Stocznia Ingals Shipbuilding, będąca częścią koncernu zbrojeniowego Huntington Ingalls Industries (HII) otrzyma 154,8 mln dolarów w związku z kontraktem dotyczącym modernizacji niszczyciela USS Zumwalt (DDG 1000).
Jest to kolejny etap związany z zaplanowanymi pracami na tych nowoczesnych i wyjątkowych okrętach znajdujących się w wyposażeniu sił morskich USA. W styczniu 2023 roku firma Ingalls otrzymała kontrakt o wartości 10,5 mln dolarów w związku z zaplanowaną modernizacją dwóch okrętów tej serii, USS Zumwalt (DDG 1000) i USS Michael Monsoor (DDG 1001).
USS Zumwalt przybył do Pascagoula 19 sierpnia po opuszczeniu San Diego na początku tamtego miesiąca.
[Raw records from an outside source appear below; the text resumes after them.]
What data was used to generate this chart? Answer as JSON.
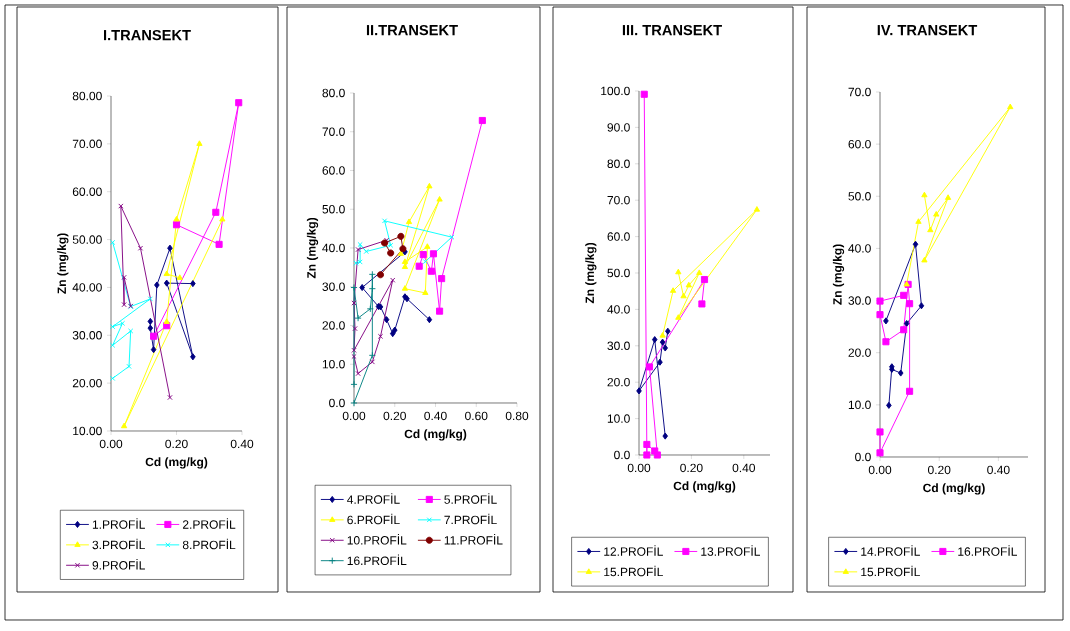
{
  "chart_data": [
    {
      "type": "line",
      "title": "I.TRANSEKT",
      "xlabel": "Cd (mg/kg)",
      "ylabel": "Zn  (mg/kg)",
      "legend": "bottom",
      "grid": false,
      "xlim": [
        0,
        0.4
      ],
      "ylim": [
        10,
        80
      ],
      "xticks": [
        {
          "value": 0,
          "label": "0.00"
        },
        {
          "value": 0.2,
          "label": "0.20"
        },
        {
          "value": 0.4,
          "label": "0.40"
        }
      ],
      "yticks": [
        {
          "value": 10,
          "label": "10.00"
        },
        {
          "value": 20,
          "label": "20.00"
        },
        {
          "value": 30,
          "label": "30.00"
        },
        {
          "value": 40,
          "label": "40.00"
        },
        {
          "value": 50,
          "label": "50.00"
        },
        {
          "value": 60,
          "label": "60.00"
        },
        {
          "value": 70,
          "label": "70.00"
        },
        {
          "value": 80,
          "label": "80.00"
        }
      ],
      "series": [
        {
          "name": "1.PROFİL",
          "color": "#000080",
          "marker": "diamond",
          "x": [
            0.12,
            0.12,
            0.13,
            0.14,
            0.18,
            0.25,
            0.17,
            0.25
          ],
          "values": [
            32.9,
            31.5,
            27.0,
            40.5,
            48.2,
            25.5,
            40.9,
            40.8
          ]
        },
        {
          "name": "2.PROFİL",
          "color": "#ff00ff",
          "marker": "square",
          "x": [
            0.2,
            0.33,
            0.39,
            0.32,
            0.13,
            0.17
          ],
          "values": [
            53.1,
            49.0,
            78.6,
            55.7,
            29.8,
            32.0
          ]
        },
        {
          "name": "3.PROFİL",
          "color": "#ffff00",
          "marker": "triangle",
          "x": [
            0.34,
            0.04,
            0.17,
            0.2,
            0.27,
            0.17,
            0.21
          ],
          "values": [
            54.2,
            11.0,
            32.8,
            54.2,
            70.0,
            42.8,
            42.0
          ]
        },
        {
          "name": "8.PROFİL",
          "color": "#00ffff",
          "marker": "cross",
          "x": [
            0.005,
            0.06,
            0.12,
            0.005,
            0.035,
            0.005,
            0.06,
            0.055,
            0.005
          ],
          "values": [
            49.4,
            36.0,
            37.6,
            31.8,
            32.5,
            27.9,
            30.9,
            23.5,
            21.0
          ]
        },
        {
          "name": "9.PROFİL",
          "color": "#800080",
          "marker": "cross",
          "x": [
            0.06,
            0.04,
            0.04,
            0.03,
            0.09,
            0.18
          ],
          "values": [
            36.1,
            42.1,
            36.4,
            57.0,
            48.2,
            17.0
          ]
        }
      ]
    },
    {
      "type": "line",
      "title": "II.TRANSEKT",
      "xlabel": "Cd (mg/kg)",
      "ylabel": "Zn  (mg/kg)",
      "legend": "bottom",
      "grid": false,
      "xlim": [
        0,
        0.8
      ],
      "ylim": [
        0,
        80
      ],
      "xticks": [
        {
          "value": 0,
          "label": "0.00"
        },
        {
          "value": 0.2,
          "label": "0.20"
        },
        {
          "value": 0.4,
          "label": "0.40"
        },
        {
          "value": 0.6,
          "label": "0.60"
        },
        {
          "value": 0.8,
          "label": "0.80"
        }
      ],
      "yticks": [
        {
          "value": 0,
          "label": "0.0"
        },
        {
          "value": 10,
          "label": "10.0"
        },
        {
          "value": 20,
          "label": "20.0"
        },
        {
          "value": 30,
          "label": "30.0"
        },
        {
          "value": 40,
          "label": "40.0"
        },
        {
          "value": 50,
          "label": "50.0"
        },
        {
          "value": 60,
          "label": "60.0"
        },
        {
          "value": 70,
          "label": "70.0"
        },
        {
          "value": 80,
          "label": "80.0"
        }
      ],
      "series": [
        {
          "name": "4.PROFİL",
          "color": "#000080",
          "marker": "diamond",
          "x": [
            0.25,
            0.04,
            0.12,
            0.13,
            0.16,
            0.19,
            0.2,
            0.25,
            0.26,
            0.37
          ],
          "values": [
            39.0,
            29.8,
            24.9,
            24.8,
            21.5,
            17.9,
            18.8,
            27.4,
            26.9,
            21.5
          ]
        },
        {
          "name": "5.PROFİL",
          "color": "#ff00ff",
          "marker": "square",
          "x": [
            0.32,
            0.34,
            0.38,
            0.39,
            0.42,
            0.43,
            0.63
          ],
          "values": [
            35.3,
            38.3,
            34.0,
            38.5,
            23.7,
            32.1,
            72.9
          ]
        },
        {
          "name": "6.PROFİL",
          "color": "#ffff00",
          "marker": "triangle",
          "x": [
            0.23,
            0.27,
            0.37,
            0.25,
            0.42,
            0.25,
            0.35,
            0.36,
            0.25
          ],
          "values": [
            38.5,
            46.7,
            55.9,
            35.1,
            52.5,
            29.5,
            28.4,
            40.3,
            36.4
          ]
        },
        {
          "name": "7.PROFİL",
          "color": "#00ffff",
          "marker": "cross",
          "x": [
            0.01,
            0.03,
            0.03,
            0.06,
            0.18,
            0.15,
            0.48,
            0.35
          ],
          "values": [
            36.1,
            36.4,
            40.9,
            39.1,
            40.7,
            47.0,
            42.8,
            36.5
          ]
        },
        {
          "name": "10.PROFİL",
          "color": "#800080",
          "marker": "cross",
          "x": [
            0.0,
            0.02,
            0.09,
            0.13,
            0.19,
            0.0,
            0.005,
            0.0,
            0.02,
            0.16
          ],
          "values": [
            12.0,
            7.6,
            10.6,
            17.2,
            31.7,
            13.6,
            19.2,
            25.8,
            39.6,
            42.0
          ]
        },
        {
          "name": "11.PROFİL",
          "color": "#800000",
          "marker": "circle",
          "x": [
            0.13,
            0.24,
            0.23,
            0.15,
            0.18
          ],
          "values": [
            33.1,
            39.8,
            43.0,
            41.3,
            38.7
          ]
        },
        {
          "name": "16.PROFİL",
          "color": "#008080",
          "marker": "plus",
          "x": [
            0.0,
            0.09,
            0.09,
            0.09,
            0.08,
            0.02,
            0.0,
            0.0
          ],
          "values": [
            0.0,
            12.3,
            33.2,
            29.5,
            24.3,
            21.9,
            29.8,
            4.8
          ]
        }
      ]
    },
    {
      "type": "line",
      "title": "III. TRANSEKT",
      "xlabel": "Cd (mg/kg)",
      "ylabel": "Zn  (mg/kg)",
      "legend": "bottom",
      "grid": false,
      "xlim": [
        0,
        0.5
      ],
      "ylim": [
        0,
        100
      ],
      "xticks": [
        {
          "value": 0,
          "label": "0.00"
        },
        {
          "value": 0.2,
          "label": "0.20"
        },
        {
          "value": 0.4,
          "label": "0.40"
        }
      ],
      "yticks": [
        {
          "value": 0,
          "label": "0.0"
        },
        {
          "value": 10,
          "label": "10.0"
        },
        {
          "value": 20,
          "label": "20.0"
        },
        {
          "value": 30,
          "label": "30.0"
        },
        {
          "value": 40,
          "label": "40.0"
        },
        {
          "value": 50,
          "label": "50.0"
        },
        {
          "value": 60,
          "label": "60.0"
        },
        {
          "value": 70,
          "label": "70.0"
        },
        {
          "value": 80,
          "label": "80.0"
        },
        {
          "value": 90,
          "label": "90.0"
        },
        {
          "value": 100,
          "label": "100.0"
        }
      ],
      "series": [
        {
          "name": "12.PROFİL",
          "color": "#000080",
          "marker": "diamond",
          "x": [
            0.1,
            0.06,
            0.0,
            0.08,
            0.09,
            0.1,
            0.11
          ],
          "values": [
            5.2,
            31.7,
            17.6,
            25.5,
            31.0,
            29.4,
            34.0
          ]
        },
        {
          "name": "13.PROFİL",
          "color": "#ff00ff",
          "marker": "square",
          "x": [
            0.02,
            0.03,
            0.03,
            0.06,
            0.07,
            0.04,
            0.25,
            0.24
          ],
          "values": [
            99.1,
            0.0,
            2.9,
            1.1,
            0.0,
            24.2,
            48.2,
            41.5
          ]
        },
        {
          "name": "15.PROFİL",
          "color": "#ffff00",
          "marker": "triangle",
          "x": [
            0.09,
            0.13,
            0.45,
            0.15,
            0.23,
            0.19,
            0.17,
            0.15
          ],
          "values": [
            32.8,
            45.1,
            67.4,
            37.7,
            50.0,
            46.6,
            43.6,
            50.2
          ]
        }
      ]
    },
    {
      "type": "line",
      "title": "IV. TRANSEKT",
      "xlabel": "Cd (mg/kg)",
      "ylabel": "Zn  (mg/kg)",
      "legend": "bottom",
      "grid": false,
      "xlim": [
        0,
        0.5
      ],
      "ylim": [
        0,
        70
      ],
      "xticks": [
        {
          "value": 0,
          "label": "0.00"
        },
        {
          "value": 0.2,
          "label": "0.20"
        },
        {
          "value": 0.4,
          "label": "0.40"
        }
      ],
      "yticks": [
        {
          "value": 0,
          "label": "0.0"
        },
        {
          "value": 10,
          "label": "10.0"
        },
        {
          "value": 20,
          "label": "20.0"
        },
        {
          "value": 30,
          "label": "30.0"
        },
        {
          "value": 40,
          "label": "40.0"
        },
        {
          "value": 50,
          "label": "50.0"
        },
        {
          "value": 60,
          "label": "60.0"
        },
        {
          "value": 70,
          "label": "70.0"
        }
      ],
      "series": [
        {
          "name": "14.PROFİL",
          "color": "#000080",
          "marker": "diamond",
          "x": [
            0.03,
            0.04,
            0.04,
            0.07,
            0.09,
            0.14,
            0.12,
            0.02
          ],
          "values": [
            9.9,
            17.3,
            16.8,
            16.1,
            25.6,
            29.0,
            40.8,
            26.1
          ]
        },
        {
          "name": "16.PROFİL",
          "color": "#ff00ff",
          "marker": "square",
          "x": [
            0.0,
            0.0,
            0.1,
            0.1,
            0.095,
            0.08,
            0.02,
            0.0,
            0.0,
            0.08
          ],
          "values": [
            4.8,
            0.8,
            12.6,
            29.4,
            33.1,
            24.4,
            22.1,
            27.3,
            29.9,
            31.0
          ]
        },
        {
          "name": "15.PROFİL",
          "color": "#ffff00",
          "marker": "triangle",
          "x": [
            0.09,
            0.13,
            0.44,
            0.15,
            0.23,
            0.19,
            0.17,
            0.15
          ],
          "values": [
            33.1,
            45.1,
            67.1,
            37.7,
            49.7,
            46.5,
            43.5,
            50.2
          ]
        }
      ]
    }
  ]
}
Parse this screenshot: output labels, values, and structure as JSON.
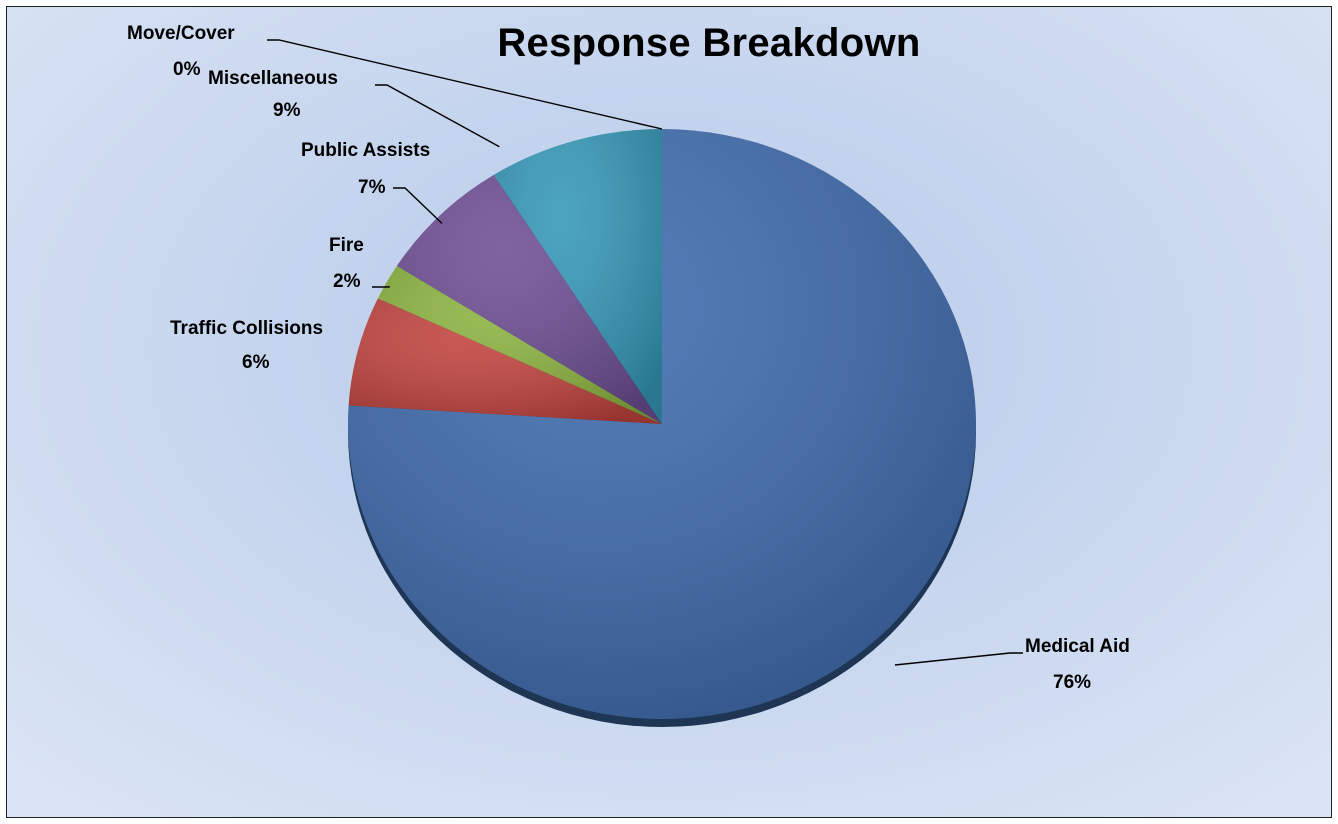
{
  "chart_data": {
    "type": "pie",
    "title": "Response Breakdown",
    "slices": [
      {
        "name": "Medical Aid",
        "value": 76,
        "label": "Medical Aid",
        "pct_label": "76%",
        "color": "#3d6aad"
      },
      {
        "name": "Traffic Collisions",
        "value": 6,
        "label": "Traffic Collisions",
        "pct_label": "6%",
        "color": "#c2433e"
      },
      {
        "name": "Fire",
        "value": 2,
        "label": "Fire",
        "pct_label": "2%",
        "color": "#8cb33f"
      },
      {
        "name": "Public Assists",
        "value": 7,
        "label": "Public Assists",
        "pct_label": "7%",
        "color": "#6e4e94"
      },
      {
        "name": "Miscellaneous",
        "value": 9,
        "label": "Miscellaneous",
        "pct_label": "9%",
        "color": "#3498b8"
      },
      {
        "name": "Move/Cover",
        "value": 0,
        "label": "Move/Cover",
        "pct_label": "0%",
        "color": "#e08a2e"
      }
    ]
  }
}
Okręt wchodzi w okres modernizacji, w ramach którego otrzyma ulepszenia technologiczne, w tym integrację systemu uzbrojenia Conventional Prompt Strike (CPS), zapewniając, że USS Zumwalt pozostanie jednym z najbardziej zaawansowanych technologicznie i śmiercionośnych okrętów w siłach morskich USA. Podobne prace są zaplanowane również na bliźniaczym USS Michael Monsoor (DDG 1001)
Jak podkreślił koncern w swoim komunikacie, odbędą się również prace związane z finalizacją budowy trzeciego, ostatniego okrętu typu Zumwalt, Lyndon B. Johnson (DDG 1002) który od stycznia 2022 roku znajduje się w stoczni Ingalls i przechodzi aktywację systemów bojowych. Okręt jest budowany od 2012 roku, a jego wodowanie odbyło się sześć lat później.
Niszczyciele rakietowe typu Zumwalt to jedne z najnowocześniejszych i najdroższych okrętów w arsenale US Navy. Pierwszy okręt z tej serii kosztował blisko 7 mld dolarów, przekraczając planowany budżet ponad dwukrotnie. W oczy rzuca się nietypowy, futurystyczny wygląd, przywodzący na myśl kosmiczne okręty z filmów science fiction. Skrywa potężne i wysoce zaawansowane technologicznie wyposażenie. Charakteryzuje się przebijającym fale kadłubem typu tumblehome o konstrukcji stealth, zapewniającym też skuteczną ochronę przed wykryciem na radarze. Okręty tego typu są zdolne do wykonywania szeregu misji związanych z odstraszaniem, demonstracją siły, kontrolą morza. Wśród nowatorskich rozwiązań zastosowanych na tych jednostkach znajduje się elektryczny układ napędowy, stworzony z myślą o ekologii i dekarbonizacji branży morskiej, która sięga także tej okrętowej. Składają się na niego dwie turbiny gazowe Rolls-Royce MT30 (35,4 MW każda), napędzane przez generatory elektryczne Curtiss-Wright. Ponadto wyposażenie siłowni okrętowej stanowią dwa turbogeneratory Rolls-Royce RR4500 i dwa pędniki napędzane silnikami elektrycznymi. Wszystkie razem wytwarzają moc 78 MW.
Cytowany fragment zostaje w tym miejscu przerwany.